This is a service used by the signals application and provides the ability to predict the category that a signal belongs to. It achieves this using existing data, either from an old system or from signals itself. See the "Input data" section below for more information on the format that is required.
The model is based on sklearn and is trained by removing things like "stop words" and special characters, and subsequently counting the stemmed version of the remaining words. The outcome of that process is then transformed to a tf-idf format. Finally, to form a statistic model, regression analysis is performed in the form of logistic regression
To get a prediction from the model there is an API, built using Flask. See section "Running service" below for more information.
Navigate to the root directory and pull the relevant images and build the services:
docker-compose build
The CSV
input file must have at least the following columns:
column | description |
---|---|
Text | message |
Main | Main category slug |
Sub | Sub category slug |
The columns must be in the order Text,Main,Sub
, no header is required.
To train the models place the csv file in the input/
directory and run the following commands:
docker-compose run --rm train --filepath=/input/{name of csv file} --columns=Main
docker-compose run --rm train --filepath=/input/{name of csv file} --columns=Main,Sub
This will produce a set of files pickled using joblib and some files that can be used
to verify the accuracy of the model in the form of a
confusion matrix.
The files will be saved in the ouput/
directory.
In the example above this would result in:
/output/main_model.pkl
/output/main_labels.pkl
/output/main_dl.csv
/output/main-matrix.csv
/output/main-matrix.pdf
/output/main_sub_model.pkl
/output/main_sub_labels.pkl
/output/main_sub_dl.csv
/output/main_sub-matrix.csv
/output/main_sub-matrix.pdf
The service is a standalone API built on the Flask framework. In order for it to
be able to use the model that was trained the pickle files are required.

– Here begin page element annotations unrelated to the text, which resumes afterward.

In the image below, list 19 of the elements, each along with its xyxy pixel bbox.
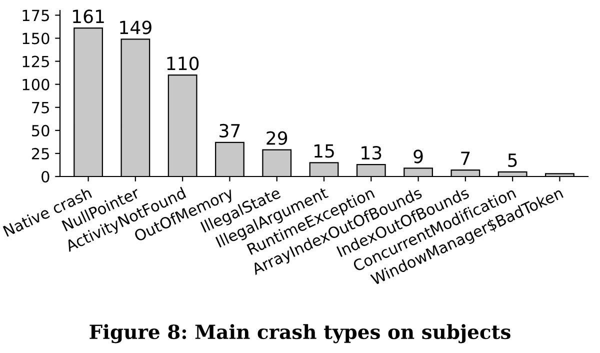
y-tick-label: 125	[22, 56, 49, 68]
data-label: 29	[266, 131, 288, 145]
data-label: 9	[414, 150, 423, 164]
data-label: 7	[461, 152, 470, 165]
data-label: 13	[362, 146, 382, 160]
data-label: 37	[220, 124, 240, 138]
data-label: 149	[120, 20, 152, 34]
y-tick-label: 50	[32, 124, 50, 136]
data-label: 15	[314, 144, 334, 158]
y-tick-label: 150	[22, 32, 50, 44]
y-tick-label: 25	[32, 148, 49, 160]
y-tick-label: 175	[22, 10, 49, 22]
y-tick-label: 0	[42, 170, 50, 183]
data-label: 110	[167, 56, 199, 70]
data-label: 5	[508, 154, 517, 168]
y-tick-label: 100	[22, 78, 50, 90]
data-label: 161	[73, 10, 104, 24]
caption: Figure 8: Main crash types on subjects	[90, 324, 510, 344]
y-tick-label: 75	[32, 102, 49, 114]
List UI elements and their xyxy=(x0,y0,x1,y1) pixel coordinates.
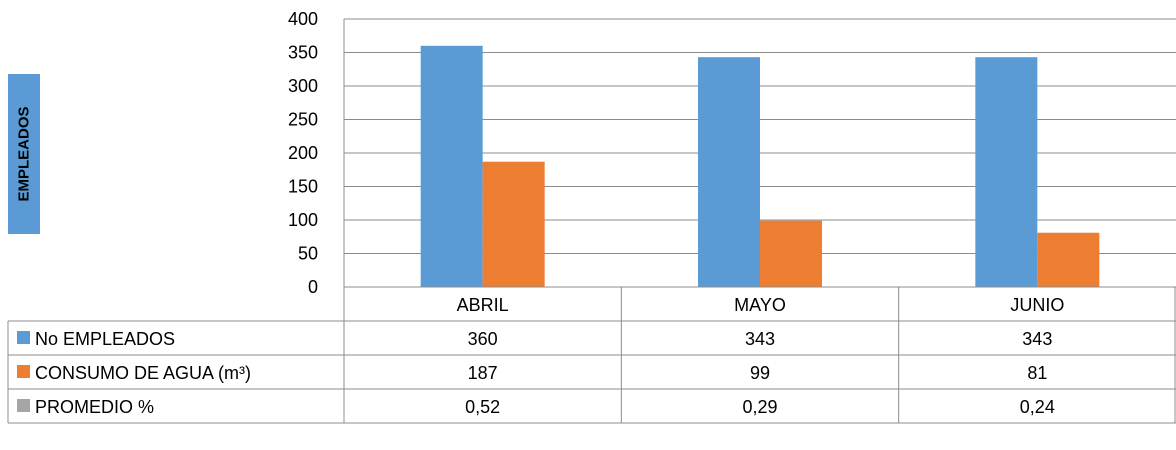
bar xyxy=(698,57,760,287)
data-table-value: 343 xyxy=(1022,329,1052,349)
y-tick-label: 200 xyxy=(288,143,318,163)
data-table-value: 0,24 xyxy=(1020,397,1055,417)
legend-label: No EMPLEADOS xyxy=(35,329,175,349)
legend-label: PROMEDIO % xyxy=(35,397,154,417)
data-table-value: 0,52 xyxy=(465,397,500,417)
data-table-value: 343 xyxy=(745,329,775,349)
bar xyxy=(483,162,545,287)
bar xyxy=(760,221,822,287)
x-tick-label: JUNIO xyxy=(1010,295,1064,315)
y-tick-label: 0 xyxy=(308,277,318,297)
legend-swatch xyxy=(17,365,30,378)
data-table-value: 99 xyxy=(750,363,770,383)
y-tick-label: 400 xyxy=(288,9,318,29)
y-tick-label: 300 xyxy=(288,76,318,96)
y-tick-label: 100 xyxy=(288,210,318,230)
legend-swatch xyxy=(17,399,30,412)
x-tick-label: MAYO xyxy=(734,295,786,315)
y-tick-label: 250 xyxy=(288,110,318,130)
bar xyxy=(421,46,483,287)
legend-swatch xyxy=(17,331,30,344)
y-tick-label: 50 xyxy=(298,244,318,264)
data-table-value: 81 xyxy=(1027,363,1047,383)
y-tick-label: 150 xyxy=(288,177,318,197)
bar xyxy=(975,57,1037,287)
x-tick-label: ABRIL xyxy=(457,295,509,315)
y-tick-label: 350 xyxy=(288,43,318,63)
bar xyxy=(1037,233,1099,287)
legend-label: CONSUMO DE AGUA (m³) xyxy=(35,363,251,383)
data-table-value: 0,29 xyxy=(742,397,777,417)
data-table-value: 360 xyxy=(468,329,498,349)
data-table-value: 187 xyxy=(468,363,498,383)
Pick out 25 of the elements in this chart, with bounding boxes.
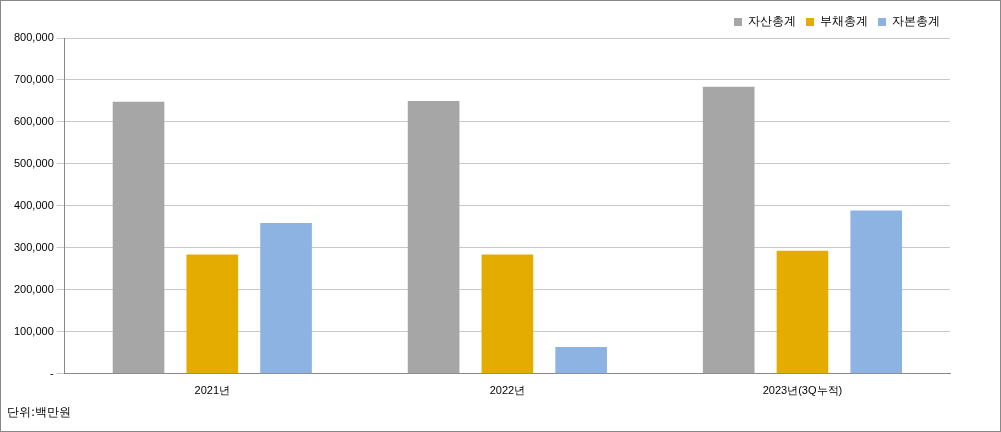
bar	[260, 223, 312, 374]
y-tick-label: 400,000	[14, 198, 54, 211]
legend-label: 부채총계	[820, 14, 868, 29]
bar	[112, 101, 165, 374]
y-tick-label: 700,000	[14, 73, 54, 86]
bar	[555, 346, 607, 374]
y-tick-label: -	[50, 366, 55, 379]
legend-label: 자산총계	[748, 14, 796, 29]
bar	[702, 86, 755, 374]
y-tick-label: 200,000	[14, 282, 54, 295]
text: 단위:백만원	[7, 404, 72, 421]
y-tick-label: 100,000	[14, 324, 54, 337]
bar	[850, 210, 903, 374]
x-tick-label: 2021년	[194, 384, 231, 397]
y-tick-label: 800,000	[14, 31, 54, 44]
x-tick-label: 2022년	[489, 384, 526, 397]
y-tick-label: 500,000	[14, 156, 54, 169]
y-tick-label: 300,000	[14, 240, 54, 253]
bar	[186, 254, 239, 374]
bar	[776, 250, 829, 374]
y-tick-label: 600,000	[14, 114, 54, 127]
legend-label: 자본총계	[892, 14, 940, 29]
x-tick-label: 2023년(3Q누적)	[762, 384, 843, 397]
bar	[407, 100, 460, 374]
bar	[481, 254, 534, 374]
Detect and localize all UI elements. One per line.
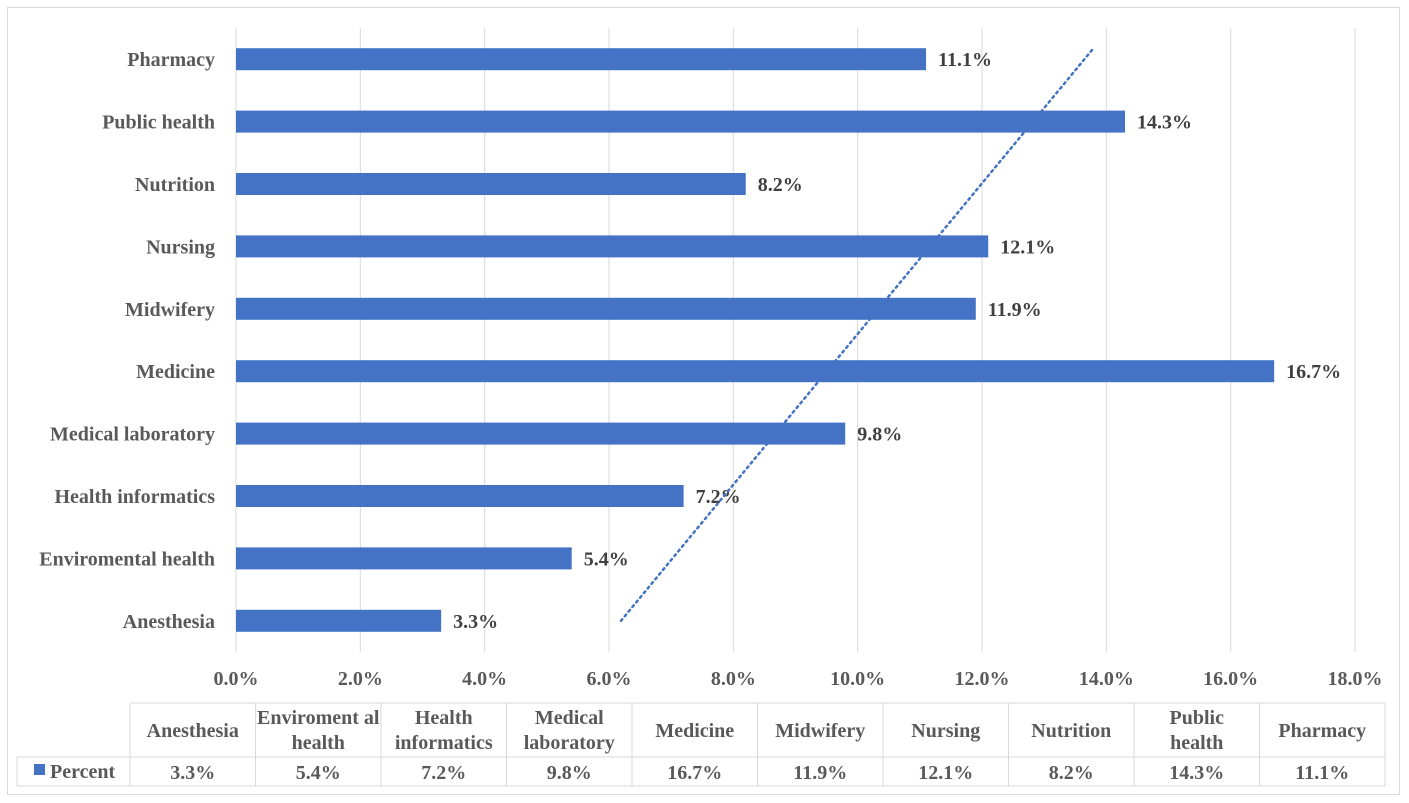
table-header: Medical laboratory [524, 707, 615, 754]
data-label: 16.7% [1286, 361, 1341, 383]
data-label: 14.3% [1137, 112, 1192, 134]
y-category-label: Midwifery [125, 299, 215, 321]
x-tick-label: 16.0% [1203, 668, 1258, 690]
x-tick-label: 6.0% [587, 668, 632, 690]
table-cell: 16.7% [667, 762, 722, 784]
table-header: Health informatics [395, 707, 493, 754]
y-category-label: Public health [102, 112, 215, 134]
y-category-label: Medical laboratory [50, 424, 215, 446]
bar [236, 422, 846, 445]
y-category-label: Medicine [136, 361, 215, 383]
y-category-label: Enviromental health [39, 548, 215, 570]
y-category-label: Nursing [146, 236, 215, 258]
y-category-label: Nutrition [135, 174, 215, 196]
data-label: 11.1% [938, 49, 992, 71]
bar [236, 485, 684, 507]
bar [236, 235, 989, 258]
chart-frame [7, 7, 1400, 795]
table-cell: 9.8% [547, 762, 592, 784]
table-row-label: Percent [50, 761, 115, 783]
bar [236, 609, 442, 632]
data-label: 9.8% [857, 424, 902, 446]
bar [236, 173, 746, 195]
table-header: Midwifery [775, 720, 865, 742]
table-header: Public health [1170, 707, 1225, 754]
y-category-label: Pharmacy [127, 49, 215, 71]
table-header: Enviroment al health [257, 707, 380, 754]
table-cell: 7.2% [421, 762, 466, 784]
y-category-label: Anesthesia [123, 611, 215, 633]
x-tick-label: 10.0% [830, 668, 885, 690]
table-header: Nutrition [1031, 720, 1111, 742]
bar [236, 48, 927, 71]
table-header: Pharmacy [1278, 720, 1366, 742]
bar [236, 297, 976, 320]
data-label: 7.2% [696, 486, 741, 508]
bar [236, 547, 572, 570]
x-tick-label: 2.0% [338, 668, 383, 690]
table-cell: 8.2% [1049, 762, 1094, 784]
data-label: 5.4% [584, 548, 629, 570]
x-tick-label: 12.0% [955, 668, 1010, 690]
table-cell: 3.3% [170, 762, 215, 784]
table-header: Anesthesia [147, 720, 239, 742]
data-label: 8.2% [758, 174, 803, 196]
legend-key [34, 764, 45, 775]
table-cell: 12.1% [918, 762, 973, 784]
data-label: 3.3% [453, 611, 498, 633]
table-cell: 11.1% [1295, 762, 1349, 784]
table-cell: 5.4% [296, 762, 341, 784]
x-tick-label: 4.0% [462, 668, 507, 690]
table-header: Nursing [911, 720, 980, 742]
y-category-label: Health informatics [54, 486, 215, 508]
data-label: 11.9% [988, 299, 1042, 321]
table-cell: 14.3% [1169, 762, 1224, 784]
x-tick-label: 14.0% [1079, 668, 1134, 690]
trendline [619, 45, 1096, 623]
x-tick-label: 0.0% [214, 668, 259, 690]
x-tick-label: 8.0% [711, 668, 756, 690]
bar [236, 110, 1125, 133]
data-label: 12.1% [1000, 236, 1055, 258]
table-header: Medicine [655, 720, 734, 742]
x-tick-label: 18.0% [1328, 668, 1383, 690]
table-cell: 11.9% [793, 762, 847, 784]
bar [236, 360, 1275, 383]
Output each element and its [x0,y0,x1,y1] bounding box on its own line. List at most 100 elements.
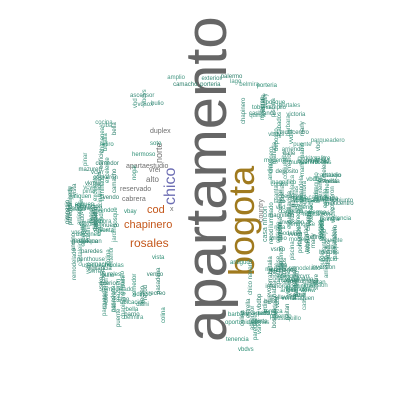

Copy the pickle files listed below into the /models
directory or the directory you have configured through the
MODELS_DIRECTORY
environmental variable.
output/ | models/ | description |
---|---|---|
main_model.pkl | main_model.pkl | model for main category |
main_sub_model.pkl | sub_model.pkl | model for sub category |
main_slugs.pkl | main_slugs.pkl | slugs for main category |
main_sub_slugs.pkl | sub_slugs.pkl | slugs for sub category |
In order for the API to produce useful results for the signals application, it is important to provide a base url for
the backend portion of the application. This can be achieved by setting the environmental variable
SIGNALS_CATEGORY_URL
.
To activate the flask api run:
docker-compose up -d web
Typically, a POST request with a body similar to:
{
"text": "afval"
}
should be made to http://localhost:8140/signals_mltool/predict, to get a prediction. This should give a response with a body similar:
{
"hoofdrubriek": [
[
"http://localhost:8000/signals/v1/public/terms/categories/afval"
],
[
0.7629584838555712
]
],
"subrubriek": [
[
"http://localhost:8000/signals/v1/public/terms/categories/afval/sub_categories/huisafval"
],
[
0.56709391826473
]
]
}
As can be seen in the example response, the url is constructed using the base url in the same way that the signals application constructs those urls.
This project uses isort
for import sorting. Before committing changes, run the following command to ensure correct import sorting:
poetry run isort .
Adding --diff
and --check-only
will not fix the found issues but instead show the proposed fixes that can be implemented.
poetry run isort --diff --check-only .
We also use flake8
for code linting. Before committing changes, run the following command to ensure code
compliance with PEP 8 style guidelines and identify potential issues:
poetry run flake8 .
Remember to address any identified issues before committing your changes.